Sakin bir köşeye çekilmiş, elimizde farklı dünyalara kapı aralayan kitabımız, tüm dünyevî seslerden uzaklaşmış yalnızca kendimizi okuduğumuz sayfalara adayacağımız cıvıl cıvıl güneşli bir gün olsun☀️
Yine bir Ahmet Ümit kitabı değerlendirmesi ile karşınızdayım. Bu sefer farklı bir yazın anlayışı ile kaleme alınmış bir eser inceliyoruz. Diğer Ümit eserlerine göre başka bir hava aldım bu kitaptan, anlatımı diğerleri kadar gizemli değildi bence. Öykü türünde yazılmış olmasından ötürü anlatılan hikâyeler hemen bitiyor ve katili bulmanız oldukça kolaylaşıyor. Her birinin olay örgüsü ilgi çekici olduğunu söyleyebiliriz ancak biraz daha uzun tutulmalarını isterdim.

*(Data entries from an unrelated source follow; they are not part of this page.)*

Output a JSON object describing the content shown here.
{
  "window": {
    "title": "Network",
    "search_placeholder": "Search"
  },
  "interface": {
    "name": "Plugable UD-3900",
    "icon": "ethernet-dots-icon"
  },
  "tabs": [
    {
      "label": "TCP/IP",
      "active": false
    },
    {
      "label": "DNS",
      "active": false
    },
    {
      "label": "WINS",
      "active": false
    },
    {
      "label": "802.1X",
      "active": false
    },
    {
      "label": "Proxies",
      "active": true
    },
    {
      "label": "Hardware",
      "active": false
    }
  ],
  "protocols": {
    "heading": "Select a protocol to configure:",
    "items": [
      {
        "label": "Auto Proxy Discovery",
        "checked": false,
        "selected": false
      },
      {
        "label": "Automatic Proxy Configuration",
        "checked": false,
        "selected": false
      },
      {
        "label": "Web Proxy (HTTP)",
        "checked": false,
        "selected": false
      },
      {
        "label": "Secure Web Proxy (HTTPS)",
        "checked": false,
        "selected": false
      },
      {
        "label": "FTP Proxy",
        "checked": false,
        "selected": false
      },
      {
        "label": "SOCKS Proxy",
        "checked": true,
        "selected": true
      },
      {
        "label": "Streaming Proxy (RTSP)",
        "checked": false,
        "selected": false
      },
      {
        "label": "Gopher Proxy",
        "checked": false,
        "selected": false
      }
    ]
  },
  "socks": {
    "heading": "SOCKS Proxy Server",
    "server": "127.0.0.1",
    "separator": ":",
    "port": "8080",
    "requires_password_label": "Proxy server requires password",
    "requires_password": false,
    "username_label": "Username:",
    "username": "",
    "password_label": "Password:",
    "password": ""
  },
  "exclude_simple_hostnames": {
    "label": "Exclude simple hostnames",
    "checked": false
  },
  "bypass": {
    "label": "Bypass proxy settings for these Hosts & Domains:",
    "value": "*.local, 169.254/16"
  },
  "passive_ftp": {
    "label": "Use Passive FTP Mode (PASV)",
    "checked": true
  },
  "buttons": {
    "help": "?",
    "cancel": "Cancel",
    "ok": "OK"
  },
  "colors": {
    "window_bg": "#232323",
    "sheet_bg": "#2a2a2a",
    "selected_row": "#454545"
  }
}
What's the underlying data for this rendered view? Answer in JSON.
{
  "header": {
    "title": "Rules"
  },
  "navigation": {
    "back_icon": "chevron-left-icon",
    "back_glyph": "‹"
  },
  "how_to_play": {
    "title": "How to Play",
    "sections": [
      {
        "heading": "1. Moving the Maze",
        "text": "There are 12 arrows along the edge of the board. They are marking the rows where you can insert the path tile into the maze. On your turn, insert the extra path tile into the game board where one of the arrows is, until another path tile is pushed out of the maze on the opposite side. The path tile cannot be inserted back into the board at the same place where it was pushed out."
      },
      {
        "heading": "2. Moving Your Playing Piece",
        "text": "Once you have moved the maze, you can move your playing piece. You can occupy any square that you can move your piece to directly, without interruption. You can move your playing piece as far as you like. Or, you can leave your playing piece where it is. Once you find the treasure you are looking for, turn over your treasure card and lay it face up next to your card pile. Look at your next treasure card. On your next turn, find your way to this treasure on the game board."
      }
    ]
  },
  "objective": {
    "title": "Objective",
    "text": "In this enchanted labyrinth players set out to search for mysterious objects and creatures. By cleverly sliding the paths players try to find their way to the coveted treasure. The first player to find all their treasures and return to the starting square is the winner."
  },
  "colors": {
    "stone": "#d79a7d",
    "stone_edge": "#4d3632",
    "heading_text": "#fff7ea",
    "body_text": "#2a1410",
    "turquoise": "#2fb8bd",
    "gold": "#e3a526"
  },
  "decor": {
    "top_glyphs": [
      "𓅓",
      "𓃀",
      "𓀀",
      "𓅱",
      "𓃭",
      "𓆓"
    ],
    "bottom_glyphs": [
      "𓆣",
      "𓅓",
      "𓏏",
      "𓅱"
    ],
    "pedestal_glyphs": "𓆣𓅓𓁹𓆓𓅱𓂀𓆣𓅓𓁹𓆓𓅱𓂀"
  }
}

Başkomiser Nevzat kitaplarını sıralamasız bir şekilde okumamdan kaynaklı bu eseri diğerlerine nazaran daha düşük bulmuş olabilirim. Yine de bu Ahmet Ümit'in ülkemizdeki en iyi polisiyecilerden biri olduğu gerçeğini değiştirmiyor. (Hatta öznel bir yargı olaraktan yazarın, bu türün en iyisi olduğunu düşünüyorum.)
Ne yazsa okurum dediğim bir yazar olması sebebiyle her kitabını ilgiyle okuyup inceleme altına almaya bayılıyorum.